Forgive the delay in responding; we have been unusually busy since the first of the year and just completed a difficult job that took us from the first of the year until last week to complete.

The first problem your theory faces is that for it to work, the physicist would have had to have been named “Smithers”. That would require but a minor change in your theory. However, the history of your explanation presents a greater problem.

In point of fact, molecules were being discussed by Descartes already in the seventeenth century, so the report that someone named Smith (or Smithers) discovered the smallest particle in the nineteenth century does not fit the historical facts. The word molecule was available in French since at least the early seventeenth century. The first published instance of the word in English traces back to 1674, according to the Oxford English Dictionary.

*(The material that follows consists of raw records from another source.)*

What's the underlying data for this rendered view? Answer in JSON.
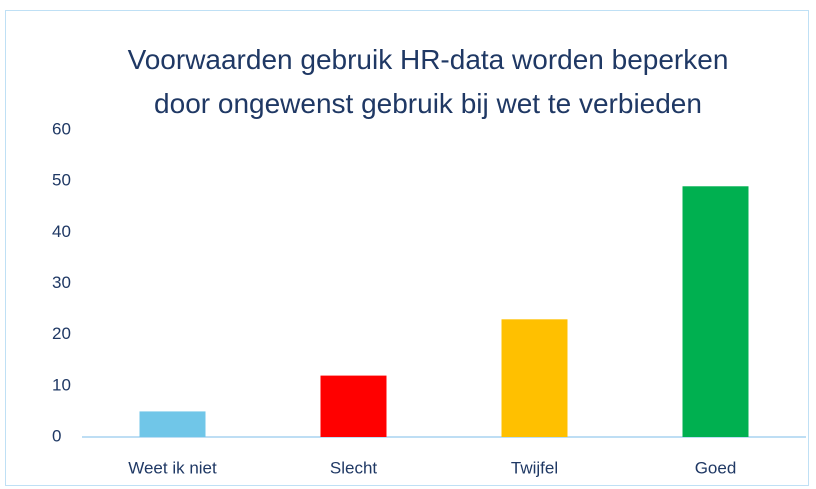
{
  "chart_data": {
    "type": "bar",
    "title": "Voorwaarden gebruik HR-data worden beperken door ongewenst gebruik bij wet te verbieden",
    "categories": [
      "Weet ik niet",
      "Slecht",
      "Twijfel",
      "Goed"
    ],
    "values": [
      5,
      12,
      23,
      49
    ],
    "colors": [
      "#70c6e8",
      "#ff0000",
      "#ffc000",
      "#00b050"
    ],
    "ylim": [
      0,
      60
    ],
    "yticks": [
      0,
      10,
      20,
      30,
      40,
      50,
      60
    ],
    "grid": false
  }
}
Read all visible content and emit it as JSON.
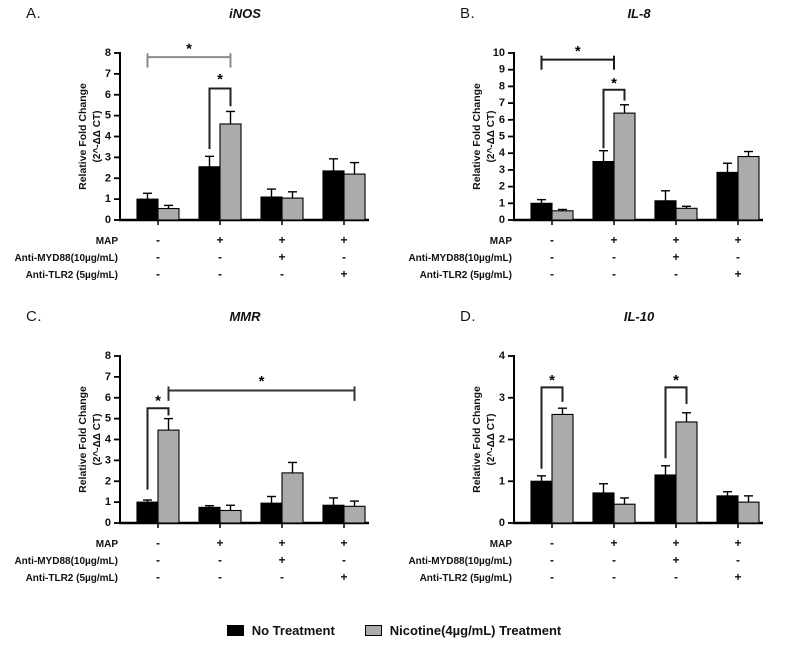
{
  "legend": {
    "items": [
      {
        "label": "No Treatment",
        "color": "#000000"
      },
      {
        "label": "Nicotine(4µg/mL) Treatment",
        "color": "#ababab"
      }
    ]
  },
  "chart_data": [
    {
      "type": "bar",
      "id": "inos",
      "panel": "A.",
      "title": "iNOS",
      "ylabel_line1": "Relative Fold Change",
      "ylabel_line2": "(2^-ΔΔ CT)",
      "ylim": [
        0,
        8
      ],
      "ytick_step": 1,
      "grid": false,
      "series": [
        {
          "name": "No Treatment",
          "color": "#000000",
          "values": [
            1.0,
            2.55,
            1.1,
            2.35
          ],
          "errors": [
            0.28,
            0.5,
            0.38,
            0.58
          ]
        },
        {
          "name": "Nicotine(4µg/mL) Treatment",
          "color": "#ababab",
          "values": [
            0.55,
            4.6,
            1.05,
            2.2
          ],
          "errors": [
            0.15,
            0.6,
            0.3,
            0.55
          ]
        }
      ],
      "conditions": [
        {
          "label": "MAP",
          "signs": [
            "-",
            "+",
            "+",
            "+"
          ]
        },
        {
          "label": "Anti-MYD88(10µg/mL)",
          "signs": [
            "-",
            "-",
            "+",
            "-"
          ]
        },
        {
          "label": "Anti-TLR2 (5µg/mL)",
          "signs": [
            "-",
            "-",
            "-",
            "+"
          ]
        }
      ],
      "significance": [
        {
          "style": "span",
          "x1": {
            "group": 0,
            "at": 0
          },
          "x2": {
            "group": 1,
            "at": 1
          },
          "y": 7.8,
          "cap": 0.5,
          "star_y": 8.4,
          "label": "*",
          "color": "#8c8c8c"
        },
        {
          "style": "bracket",
          "x1": {
            "group": 1,
            "at": 0
          },
          "x2": {
            "group": 1,
            "at": 1
          },
          "y": 6.3,
          "drop1": 2.9,
          "drop2": 0.85,
          "star_y": 6.95,
          "label": "*",
          "color": "#222222"
        }
      ]
    },
    {
      "type": "bar",
      "id": "il8",
      "panel": "B.",
      "title": "IL-8",
      "ylabel_line1": "Relative Fold Change",
      "ylabel_line2": "(2^-ΔΔ CT)",
      "ylim": [
        0,
        10
      ],
      "ytick_step": 1,
      "grid": false,
      "series": [
        {
          "name": "No Treatment",
          "color": "#000000",
          "values": [
            1.0,
            3.5,
            1.15,
            2.85
          ],
          "errors": [
            0.22,
            0.65,
            0.6,
            0.55
          ]
        },
        {
          "name": "Nicotine(4µg/mL) Treatment",
          "color": "#ababab",
          "values": [
            0.55,
            6.4,
            0.7,
            3.8
          ],
          "errors": [
            0.08,
            0.5,
            0.12,
            0.3
          ]
        }
      ],
      "conditions": [
        {
          "label": "MAP",
          "signs": [
            "-",
            "+",
            "+",
            "+"
          ]
        },
        {
          "label": "Anti-MYD88(10µg/mL)",
          "signs": [
            "-",
            "-",
            "+",
            "-"
          ]
        },
        {
          "label": "Anti-TLR2 (5µg/mL)",
          "signs": [
            "-",
            "-",
            "-",
            "+"
          ]
        }
      ],
      "significance": [
        {
          "style": "span",
          "x1": {
            "group": 0,
            "at": 0
          },
          "x2": {
            "group": 1,
            "at": "mid"
          },
          "y": 9.6,
          "cap": 0.6,
          "star_y": 10.35,
          "label": "*",
          "color": "#1a1a1a"
        },
        {
          "style": "bracket",
          "x1": {
            "group": 1,
            "at": 0
          },
          "x2": {
            "group": 1,
            "at": 1
          },
          "y": 7.8,
          "drop1": 3.5,
          "drop2": 0.65,
          "star_y": 8.45,
          "label": "*",
          "color": "#222222"
        }
      ]
    },
    {
      "type": "bar",
      "id": "mmr",
      "panel": "C.",
      "title": "MMR",
      "ylabel_line1": "Relative Fold Change",
      "ylabel_line2": "(2^-ΔΔ CT)",
      "ylim": [
        0,
        8
      ],
      "ytick_step": 1,
      "grid": false,
      "series": [
        {
          "name": "No Treatment",
          "color": "#000000",
          "values": [
            1.0,
            0.75,
            0.95,
            0.85
          ],
          "errors": [
            0.1,
            0.08,
            0.32,
            0.35
          ]
        },
        {
          "name": "Nicotine(4µg/mL) Treatment",
          "color": "#ababab",
          "values": [
            4.45,
            0.6,
            2.4,
            0.8
          ],
          "errors": [
            0.55,
            0.25,
            0.5,
            0.25
          ]
        }
      ],
      "conditions": [
        {
          "label": "MAP",
          "signs": [
            "-",
            "+",
            "+",
            "+"
          ]
        },
        {
          "label": "Anti-MYD88(10µg/mL)",
          "signs": [
            "-",
            "-",
            "+",
            "-"
          ]
        },
        {
          "label": "Anti-TLR2 (5µg/mL)",
          "signs": [
            "-",
            "-",
            "-",
            "+"
          ]
        }
      ],
      "significance": [
        {
          "style": "bracket",
          "x1": {
            "group": 0,
            "at": 0
          },
          "x2": {
            "group": 0,
            "at": 1
          },
          "y": 5.5,
          "drop1": 3.9,
          "drop2": 0.35,
          "star_y": 6.05,
          "label": "*",
          "color": "#222222"
        },
        {
          "style": "span",
          "x1": {
            "group": 0,
            "at": 1
          },
          "x2": {
            "group": 3,
            "at": 1
          },
          "y": 6.35,
          "cap": 0.5,
          "star_y": 7.0,
          "label": "*",
          "color": "#333333"
        }
      ]
    },
    {
      "type": "bar",
      "id": "il10",
      "panel": "D.",
      "title": "IL-10",
      "ylabel_line1": "Relative Fold Change",
      "ylabel_line2": "(2^-ΔΔ CT)",
      "ylim": [
        0,
        4
      ],
      "ytick_step": 1,
      "grid": false,
      "series": [
        {
          "name": "No Treatment",
          "color": "#000000",
          "values": [
            1.0,
            0.72,
            1.15,
            0.65
          ],
          "errors": [
            0.13,
            0.22,
            0.22,
            0.1
          ]
        },
        {
          "name": "Nicotine(4µg/mL) Treatment",
          "color": "#ababab",
          "values": [
            2.6,
            0.45,
            2.42,
            0.5
          ],
          "errors": [
            0.15,
            0.15,
            0.22,
            0.15
          ]
        }
      ],
      "conditions": [
        {
          "label": "MAP",
          "signs": [
            "-",
            "+",
            "+",
            "+"
          ]
        },
        {
          "label": "Anti-MYD88(10µg/mL)",
          "signs": [
            "-",
            "-",
            "+",
            "-"
          ]
        },
        {
          "label": "Anti-TLR2 (5µg/mL)",
          "signs": [
            "-",
            "-",
            "-",
            "+"
          ]
        }
      ],
      "significance": [
        {
          "style": "bracket",
          "x1": {
            "group": 0,
            "at": 0
          },
          "x2": {
            "group": 0,
            "at": 1
          },
          "y": 3.25,
          "drop1": 1.95,
          "drop2": 0.35,
          "star_y": 3.52,
          "label": "*",
          "color": "#222222"
        },
        {
          "style": "bracket",
          "x1": {
            "group": 2,
            "at": 0
          },
          "x2": {
            "group": 2,
            "at": 1
          },
          "y": 3.25,
          "drop1": 1.7,
          "drop2": 0.4,
          "star_y": 3.52,
          "label": "*",
          "color": "#222222"
        }
      ]
    }
  ]
}
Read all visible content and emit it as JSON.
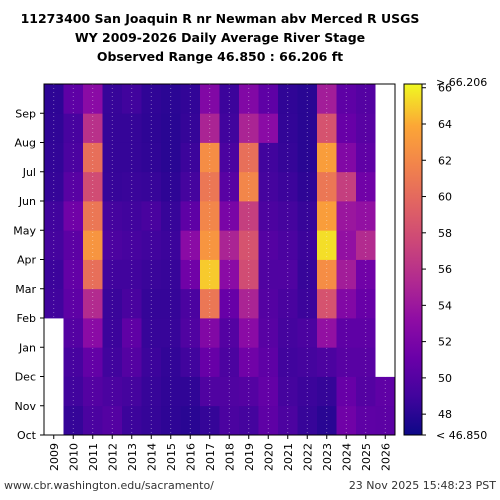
{
  "header": {
    "title_line1": "11273400 San Joaquin R nr Newman abv Merced R USGS",
    "title_line2": "WY 2009-2026 Daily Average River Stage",
    "title_line3": "Observed Range 46.850 : 66.206 ft"
  },
  "footer": {
    "source": "www.cbr.washington.edu/sacramento/",
    "timestamp": "23 Nov 2025 15:48:23 PST"
  },
  "chart_data": {
    "type": "heatmap",
    "x_categories": [
      "2009",
      "2010",
      "2011",
      "2012",
      "2013",
      "2014",
      "2015",
      "2016",
      "2017",
      "2018",
      "2019",
      "2020",
      "2021",
      "2022",
      "2023",
      "2024",
      "2025",
      "2026"
    ],
    "y_categories": [
      "Oct",
      "Nov",
      "Dec",
      "Jan",
      "Feb",
      "Mar",
      "Apr",
      "May",
      "Jun",
      "Jul",
      "Aug",
      "Sep"
    ],
    "zlim": [
      46.85,
      66.206
    ],
    "units": "ft",
    "colorbar": {
      "ticks": [
        48,
        50,
        52,
        54,
        56,
        58,
        60,
        62,
        64,
        66
      ],
      "upper_label": "> 66.206",
      "lower_label": "< 46.850"
    },
    "missing_color": "#ffffff",
    "missing_ranges": [
      {
        "year": "2009",
        "from": "Oct",
        "to": "Jan"
      },
      {
        "year": "2026",
        "from": "Dec",
        "to": "Sep"
      }
    ],
    "monthly_stage_ft": [
      {
        "year": "2009",
        "values": [
          null,
          null,
          null,
          null,
          49.0,
          48.8,
          49.2,
          49.0,
          48.5,
          48.4,
          48.3,
          48.2
        ]
      },
      {
        "year": "2010",
        "values": [
          48.5,
          49.0,
          49.3,
          50.0,
          50.5,
          50.8,
          50.4,
          51.5,
          50.2,
          49.5,
          49.3,
          50.5
        ]
      },
      {
        "year": "2011",
        "values": [
          49.5,
          50.0,
          50.8,
          53.0,
          55.5,
          60.5,
          63.0,
          61.0,
          58.0,
          60.5,
          56.0,
          53.0
        ]
      },
      {
        "year": "2012",
        "values": [
          50.0,
          49.5,
          49.0,
          48.8,
          48.7,
          49.0,
          49.6,
          49.2,
          48.6,
          48.5,
          48.5,
          48.6
        ]
      },
      {
        "year": "2013",
        "values": [
          48.8,
          49.2,
          50.0,
          50.6,
          49.4,
          49.0,
          49.3,
          49.0,
          48.7,
          48.5,
          48.5,
          49.0
        ]
      },
      {
        "year": "2014",
        "values": [
          48.5,
          48.6,
          48.8,
          48.6,
          48.5,
          48.7,
          49.0,
          49.4,
          48.6,
          48.3,
          48.2,
          48.3
        ]
      },
      {
        "year": "2015",
        "values": [
          48.2,
          48.3,
          48.4,
          48.6,
          48.5,
          48.6,
          48.8,
          48.6,
          48.2,
          48.0,
          48.0,
          48.1
        ]
      },
      {
        "year": "2016",
        "values": [
          48.0,
          48.3,
          49.0,
          49.8,
          49.5,
          51.5,
          53.0,
          50.5,
          49.2,
          48.8,
          48.5,
          48.4
        ]
      },
      {
        "year": "2017",
        "values": [
          48.5,
          49.8,
          51.0,
          52.5,
          61.0,
          65.0,
          63.0,
          62.0,
          61.0,
          62.5,
          55.0,
          52.5
        ]
      },
      {
        "year": "2018",
        "values": [
          49.5,
          49.8,
          49.6,
          50.0,
          51.0,
          53.0,
          55.0,
          52.0,
          50.2,
          49.5,
          49.0,
          48.8
        ]
      },
      {
        "year": "2019",
        "values": [
          49.2,
          50.0,
          51.5,
          53.0,
          55.0,
          58.0,
          58.5,
          57.0,
          62.0,
          60.5,
          55.0,
          52.5
        ]
      },
      {
        "year": "2020",
        "values": [
          50.5,
          50.8,
          50.5,
          50.2,
          50.0,
          49.8,
          50.0,
          49.6,
          49.2,
          49.0,
          53.0,
          50.5
        ]
      },
      {
        "year": "2021",
        "values": [
          49.6,
          49.2,
          49.0,
          49.2,
          49.4,
          49.8,
          49.5,
          49.2,
          48.8,
          48.5,
          48.4,
          48.3
        ]
      },
      {
        "year": "2022",
        "values": [
          48.6,
          48.8,
          49.2,
          49.5,
          48.8,
          48.6,
          48.8,
          48.6,
          48.2,
          48.0,
          48.0,
          48.0
        ]
      },
      {
        "year": "2023",
        "values": [
          48.0,
          48.5,
          49.6,
          53.5,
          58.5,
          62.5,
          65.5,
          63.5,
          61.0,
          63.5,
          58.5,
          54.5
        ]
      },
      {
        "year": "2024",
        "values": [
          51.5,
          51.0,
          50.2,
          50.5,
          52.5,
          54.5,
          53.5,
          54.0,
          57.0,
          52.5,
          51.0,
          50.5
        ]
      },
      {
        "year": "2025",
        "values": [
          50.5,
          50.0,
          50.2,
          50.5,
          51.0,
          51.5,
          55.5,
          53.5,
          51.5,
          50.6,
          50.2,
          50.0
        ]
      },
      {
        "year": "2026",
        "values": [
          50.4,
          50.6,
          null,
          null,
          null,
          null,
          null,
          null,
          null,
          null,
          null,
          null
        ]
      }
    ],
    "colors": {
      "low": "#0d0887",
      "mid_low": "#6a00a8",
      "mid": "#b12a90",
      "mid_high": "#e16462",
      "high_orange": "#fca636",
      "high": "#f0f921"
    }
  }
}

I’m afraid the story you picked up in your physics class is just another urban legend introduced by a dilettante etymologist in the past. The general rule to follow is this: if the etymology is obvious, it is probably an urban legend. Words change very rapidly over time and are seldom subject to simple analysis.

Tmesis

Tuesday, September 4th, 2012

I received a question from Jerrel de Kok today which I thought might interest those following this blog. First, let me apologize from my long silence. Lexiteria, the parent company of alphaDictionary, has been working on a large order for highly customized frequency lists for 25 languages from Google. It has taken over my life for the past year but today I am happy to announce it is completed.

Now for the question:

Do you have a service where I could enter a definition and get the appropriate word to use? The situation that got me thinking about this is as follows. I got an email from a service member and in it was contained the expression; ‘WAAA-FRIEKING-HOOOO!’ I would think the English language has a word describing the interjection of one word into the middle of another.

It does, indeed, Jerrel, though you might have trouble pronouncing it: “tmesis”. You might prefer the old fashioned linguistic term “sandwich word”, since the interloping word is sandwiched in between the first and second part of the matrix word. The interloper is usually vulgar: abso-damn-lutely, far-freaking-out, kanga-bloody-roos.

They are not always vulgar, however, as any-old-how, what-place-soever, and a-whole-nother demonstrate. The misanalysis of the latter matrix word is giving rise to a new word in some dialects.

Sandwich terms are speech flourishes we use in order to maximally emphasize a word. Most linguists would not consider them a legitimate part of English grammar.